U.S. Pat. No. 3,599,628 to Abbenante et al discloses a device for monitoring fetal heartbeat and intrauterine pressure for the purpose of correlating these two parameters and indicating fetal distress therefrom. A catheter is inserted into the uterus and is liquid coupled to a piezoelectric pressure transducer to determine the intrauterine pressure. A probe is attached directly to the fetus to measure the fetal ECG. Such a system is only practical for use during delivery.
U.S. Pat. No. 3,703,168 discloses a fetal heart monitor having electrodes which are positioned against the skin of the mother to derive an electrical signal therefrom. A fetal ECG is derived from the electrode signal as is a signal indicative of maternal contractions.
A further fetal monitor used to detect intrauterine contractions and fetal heart rate is described in U.S. Pat. No. 3,989,034. An indication of fetal distress is derived therefrom.
Sureau et al discloses a fetal heart rate apparatus useful during labor to measure the decelerations in fetal heart rate during uterine contractions (U.S. Pat. No. 4,027,057).
U.S. Pat. No. 4,299,234 to Epstein et al discloses a fetal heart rate monitor which combines electrocardiogram and electromyogram types signals to increase the reliability and accuracy of the resulting heart rate information.
Prior art fetal monitors have been limited in their usefulness because of their typical sole function of analyzing an input signal to determine fetal heart rate. Some have also utilized the intrauterine pressure parameter as a further indicator fetal stress. However, none are designed to provide an ambulatory monitor which can continuously and automatically analyze fetal well-being using more complex analyses based upon heart rate patterns and movements of the fetus.
Absence of such an ambulatory fetal monitor from the prior art has made it impossible to effectively monitor and warn the mother of many health risks to the fetus, such as caused by maternal activities such as smoking, drinking or drug consumption. Any current testing directed to these problems must be done in a clinical setting which does little or nothing to help the large number of untested mothers to recognize the problem and is of depreciated scientific value because of the differences in consumption patterns and activity as compared to the patients normal lifestyle. Such clinical testing is also limited since more subtle variations in lifestyle can also not be explored as significant factors to determine the effects on fetal well-being.

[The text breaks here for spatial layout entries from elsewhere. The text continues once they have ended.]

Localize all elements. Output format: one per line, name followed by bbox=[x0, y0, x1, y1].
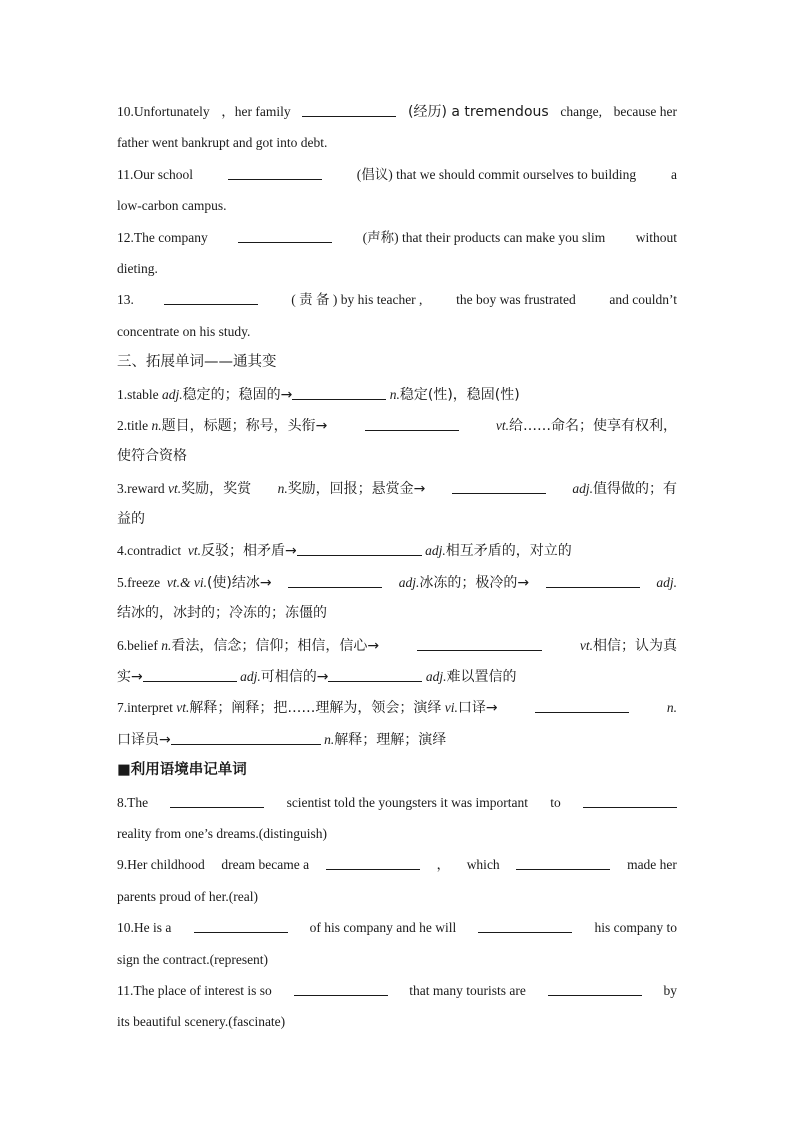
q13-text-c: the boy was frustrated bbox=[456, 292, 576, 308]
q10-text-c: (经历) a tremendous bbox=[407, 104, 549, 120]
c10-text-a: 10.He is a bbox=[117, 920, 172, 936]
extend-item-5-cont: 结冰的，冰封的；冷冻的；冻僵的 bbox=[117, 605, 327, 622]
question-11-line-2: low-carbon campus. bbox=[117, 198, 227, 214]
ext3-pos-2: n. bbox=[277, 480, 288, 496]
c8-text-a: 8.The bbox=[117, 794, 149, 810]
ext7-word: 7.interpret bbox=[117, 700, 173, 716]
c11-text-a: 11.The place of interest is so bbox=[117, 982, 272, 998]
ext2-meaning: 题目，标题；称号，头衔→ bbox=[161, 417, 328, 434]
question-12-line-2: dieting. bbox=[117, 260, 158, 276]
answer-blank[interactable] bbox=[302, 103, 396, 117]
context-question-11-cont: its beautiful scenery.(fascinate) bbox=[117, 1014, 286, 1030]
ext6-meaning: 看法，信念；信仰；相信，信心→ bbox=[171, 637, 380, 654]
q12-text-a: 12.The company bbox=[117, 229, 208, 245]
extend-item-4 bbox=[117, 535, 677, 566]
ext2-pos: n. bbox=[151, 417, 162, 433]
q12-text-b: (声称) that their products can make you slim bbox=[362, 229, 606, 245]
ext6-word: 6.belief bbox=[117, 637, 158, 653]
q11-text-b: (倡议) that we should commit ourselves to building bbox=[356, 166, 637, 182]
answer-blank[interactable] bbox=[294, 982, 388, 996]
c8-text-c: to bbox=[550, 794, 561, 810]
ext7-pos-4: n. bbox=[324, 731, 335, 747]
answer-blank[interactable] bbox=[417, 637, 542, 651]
ext1-word: 1.stable bbox=[117, 386, 159, 402]
ext7-meaning-3: 口译员→ bbox=[117, 731, 171, 748]
answer-blank[interactable] bbox=[292, 386, 386, 400]
question-10-line-1 bbox=[117, 96, 677, 127]
context-question-10-cont: sign the contract.(represent) bbox=[117, 951, 269, 967]
answer-blank[interactable] bbox=[326, 856, 420, 870]
answer-blank[interactable] bbox=[535, 699, 629, 713]
context-question-8 bbox=[117, 787, 677, 818]
ext2-pos-2: vt. bbox=[495, 417, 509, 433]
ext4-pos: vt. bbox=[187, 543, 201, 559]
ext6-pos-3: adj. bbox=[240, 669, 261, 685]
ext3-meaning-3: 值得做的；有 bbox=[592, 480, 677, 497]
ext7-pos: vt. bbox=[176, 700, 190, 716]
ext4-word: 4.contradict bbox=[117, 543, 182, 559]
answer-blank[interactable] bbox=[328, 668, 422, 682]
context-question-9 bbox=[117, 849, 677, 880]
question-13-line-1 bbox=[117, 284, 677, 315]
ext6-meaning-3: 实→ bbox=[117, 669, 143, 686]
q13-text-d: and couldn’t bbox=[609, 292, 677, 308]
question-12-line-1 bbox=[117, 222, 677, 253]
ext4-meaning-2: 相互矛盾的，对立的 bbox=[445, 543, 572, 560]
ext5-pos-2: adj. bbox=[398, 574, 420, 590]
ext3-meaning: 奖励，奖赏 bbox=[181, 480, 252, 497]
q10-text-d: change, bbox=[560, 104, 602, 119]
ext1-meaning-2: 稳定(性)，稳固(性) bbox=[399, 386, 520, 403]
ext6-pos: n. bbox=[161, 637, 172, 653]
ext5-meaning: (使)结冰→ bbox=[206, 574, 272, 591]
ext7-pos-3: n. bbox=[666, 700, 677, 716]
c10-text-c: his company to bbox=[594, 920, 677, 936]
ext5-pos: vt.& vi. bbox=[166, 574, 207, 590]
ext2-meaning-2: 给……命名；使享有权利， bbox=[508, 417, 677, 434]
extend-item-1 bbox=[117, 379, 677, 410]
ext7-pos-2: vi. bbox=[444, 700, 458, 716]
answer-blank[interactable] bbox=[238, 229, 332, 243]
extend-item-7-cont bbox=[117, 724, 677, 755]
answer-blank[interactable] bbox=[228, 166, 322, 180]
answer-blank[interactable] bbox=[171, 731, 321, 745]
q12-text-c: without bbox=[635, 229, 677, 245]
ext6-pos-2: vt. bbox=[579, 637, 593, 653]
context-question-10 bbox=[117, 912, 677, 943]
extend-item-3-cont: 益的 bbox=[117, 511, 145, 528]
answer-blank[interactable] bbox=[170, 794, 264, 808]
ext4-pos-2: adj. bbox=[425, 543, 446, 559]
answer-blank[interactable] bbox=[546, 574, 640, 588]
section-heading-context: ■利用语境串记单词 bbox=[117, 762, 247, 779]
answer-blank[interactable] bbox=[478, 919, 572, 933]
ext3-meaning-2: 奖励，回报；悬赏金→ bbox=[287, 480, 426, 497]
c9-text-d: which bbox=[466, 857, 500, 873]
context-question-11 bbox=[117, 975, 677, 1006]
answer-blank[interactable] bbox=[164, 291, 258, 305]
question-10-line-2: father went bankrupt and got into debt. bbox=[117, 135, 328, 151]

In addition to the recognized risks associated with alcohol, tobacco and drug consumption, there are additional environmental factors and activities which may have a discernible effect on fetal well-being. Investigation of such factors as exposure to industrial, agricultural and laboratory chemicals may be of particular importance. Toxic chemical exposure in the home may be of even greater importance. High levels of activity such as running, cycling, aerobics and hiking may also have discernible effects on the fetus, but cannot currently be effectively tested. The effect of stressful situations and maternal emotional traumas upon fetal well-being may also be investigated with a continuous ambulatory fetal monitor whereas prior art clinical monitors cannot be effectively used. The effects on the fetus of maternal infections from viral and bacterial pathogens may also be investigated in an accurate and reliable manner when continuous monitoring during routine life is made possible.
A continuous ambulatory fetal monitor is also advantageous for use with mothers having a higher risk of pregnancy-related complications. Such an ambulatory monitor can provide additional peace of mind not otherwise available for such patients, and can potentially mean the difference between life and death in critical circumstances.